Users mistakenly evaluate AI tools based on the quality of the first output. However, since 90% of the work is iterative, the superior tool is the one that handles a high volume of refinement prompts most effectively, not the one with the best initial result.
Instead of manually refining a complex prompt, create a process where an AI agent evaluates its own output. By providing a framework for self-critique, including quantitative scores and qualitative reasoning, the AI can iteratively enhance its own system instructions and achieve a much stronger result.
Earlier AI models would praise any writing given to them. A breakthrough occurred when the Spiral team found Claude 4 Opus could reliably judge writing quality, even its own. This capability enables building AI products with built-in feedback loops for self-improvement and developing taste.
When creating an "LLM as a judge" to automate evaluations, resist the urge to use a 1-5 rating scale. This creates ambiguity (what does a 3.2 vs 3.7 mean?). Instead, force the judge to make a binary "pass" or "fail" decision. It's a more painful but ultimately more tractable and actionable way to measure quality.
The prompts for your "LLM as a judge" evals function as a new form of PRD. They explicitly define the desired behavior, edge cases, and quality standards for your AI agent. Unlike static PRDs, these are living documents, derived from real user data and are constantly, automatically testing if the product meets its requirements.
Fine-tuning an AI model is most effective when you use high-signal data. The best source for this is the set of difficult examples where your system consistently fails. The processes of error analysis and evaluation naturally curate this valuable dataset, making fine-tuning a logical and powerful next step after prompt engineering.
As models mature, their core differentiator will become their underlying personality and values, shaped by their creators' objective functions. One model might optimize for user productivity by being concise, while another optimizes for engagement by being verbose.
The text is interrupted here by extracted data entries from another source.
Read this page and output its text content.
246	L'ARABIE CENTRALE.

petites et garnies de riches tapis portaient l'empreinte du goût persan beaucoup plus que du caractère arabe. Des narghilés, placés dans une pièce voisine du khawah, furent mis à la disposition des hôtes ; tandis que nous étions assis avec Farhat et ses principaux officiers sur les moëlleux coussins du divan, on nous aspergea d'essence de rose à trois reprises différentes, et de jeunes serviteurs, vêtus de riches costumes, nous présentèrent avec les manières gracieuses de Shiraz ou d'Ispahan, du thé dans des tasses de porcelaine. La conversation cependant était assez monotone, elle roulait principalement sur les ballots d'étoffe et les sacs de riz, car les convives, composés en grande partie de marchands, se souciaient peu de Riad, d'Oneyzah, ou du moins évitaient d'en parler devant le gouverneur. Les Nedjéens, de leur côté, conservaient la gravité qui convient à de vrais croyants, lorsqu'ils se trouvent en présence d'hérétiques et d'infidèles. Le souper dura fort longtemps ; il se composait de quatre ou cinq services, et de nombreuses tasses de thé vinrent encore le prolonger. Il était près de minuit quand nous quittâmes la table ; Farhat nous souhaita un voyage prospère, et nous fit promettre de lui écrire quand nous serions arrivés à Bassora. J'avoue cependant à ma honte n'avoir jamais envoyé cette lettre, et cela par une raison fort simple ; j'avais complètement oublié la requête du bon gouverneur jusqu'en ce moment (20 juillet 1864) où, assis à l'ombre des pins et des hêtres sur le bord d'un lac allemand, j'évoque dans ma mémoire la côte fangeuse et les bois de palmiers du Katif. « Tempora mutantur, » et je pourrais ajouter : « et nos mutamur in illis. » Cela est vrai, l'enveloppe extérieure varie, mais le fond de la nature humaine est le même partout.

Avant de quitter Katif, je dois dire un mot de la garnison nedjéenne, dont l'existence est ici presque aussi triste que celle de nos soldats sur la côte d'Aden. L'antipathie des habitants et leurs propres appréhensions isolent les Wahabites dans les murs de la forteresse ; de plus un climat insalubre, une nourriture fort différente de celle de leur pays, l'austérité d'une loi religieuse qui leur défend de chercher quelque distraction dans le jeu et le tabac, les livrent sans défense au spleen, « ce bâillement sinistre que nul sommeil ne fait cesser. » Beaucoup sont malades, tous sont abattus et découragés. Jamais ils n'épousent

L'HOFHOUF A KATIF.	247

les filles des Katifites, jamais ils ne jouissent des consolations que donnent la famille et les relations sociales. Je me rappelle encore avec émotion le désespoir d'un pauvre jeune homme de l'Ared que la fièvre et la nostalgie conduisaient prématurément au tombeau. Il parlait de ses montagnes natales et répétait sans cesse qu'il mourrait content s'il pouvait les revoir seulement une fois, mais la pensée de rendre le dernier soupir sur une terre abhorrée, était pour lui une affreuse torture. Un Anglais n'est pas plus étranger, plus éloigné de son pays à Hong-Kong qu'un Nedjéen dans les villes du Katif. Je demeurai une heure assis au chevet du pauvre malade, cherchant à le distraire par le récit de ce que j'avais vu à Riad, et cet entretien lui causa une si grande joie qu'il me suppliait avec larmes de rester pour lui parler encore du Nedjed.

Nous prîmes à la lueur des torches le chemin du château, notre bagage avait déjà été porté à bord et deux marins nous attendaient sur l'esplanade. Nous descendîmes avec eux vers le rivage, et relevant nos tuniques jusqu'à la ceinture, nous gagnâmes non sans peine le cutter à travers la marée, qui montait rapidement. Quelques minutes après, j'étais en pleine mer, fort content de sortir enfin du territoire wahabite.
The best AI models are trained on data that reflects deep, subjective qualities—not just simple criteria. This "taste" is a key differentiator, influencing everything from code generation to creative writing, and is shaped by the values of the frontier lab.
Asking an AI to 'predict' or 'evaluate' for a large sample size (e.g., 100,000 users) fundamentally changes its function. The AI automatically switches from generating generic creative options to providing a statistical simulation. This forces it to go deeper in its research and thinking, yielding more accurate and effective outputs.